5th prosper planned Illinois adult clinic: On August 8, 2022, MariMed announced a definitive agreement to acquire the interests in a conditional adult cannabis dispensary license in Illinois. Upon closing of the acquisition, MariMed will commence operations of its fifth Blossom an adult dispensary in Illinois, slated for 2023. In addition, the company is building a modern cultivation and artisanal processing facility in Mt. Vernon, Illinois, making MariMed a full vertical operator in the state a once finished.
MariMed is licensed to operate up to ten total dispensaries in Illinois0 under current state regulations.

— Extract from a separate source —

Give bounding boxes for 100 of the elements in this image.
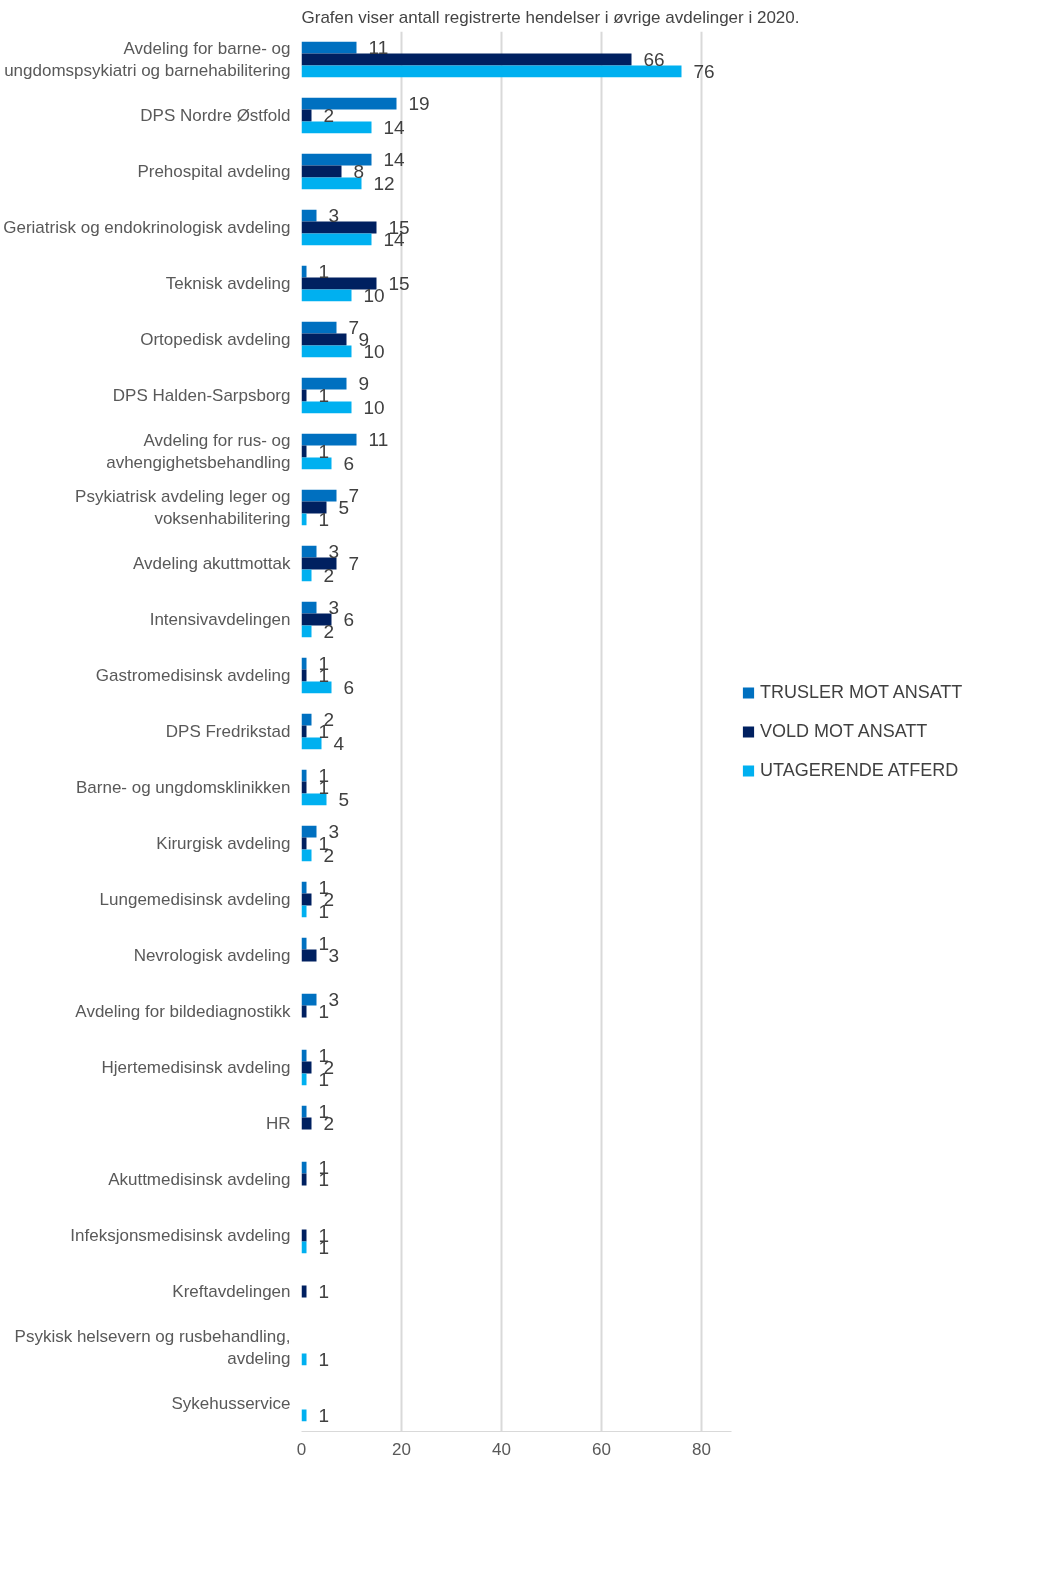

Betty’s Eddies expands to Maine: On June 29, 2022, MariMed announced a licensing agreement with East Coast Cannabis Company, a vertical cannabis producer and distributor in the Maine cannabis market. The license agreement provides for the distribution for adult use of MariMed’s top-selling brand, Betty’s Swirls full-spectrum fruit chews and other best-selling SKUs in the line. As the agreement was reached at the end of the second quarter, little or no revenue was recognized in the income statement.
So, as we can see, MariMed has a slew of revenue-generating assets under control that have not been accretive to the income statement over the past quarter. But over the next 3-4 quarters or so, expect these assets to make a strong contribution to revenue. Along with an expected increase in organic growth of current assets and margin expansion, MariMed believes it is well positioned to generate substantial revenue growth without having to take on debt to purchase additional assets.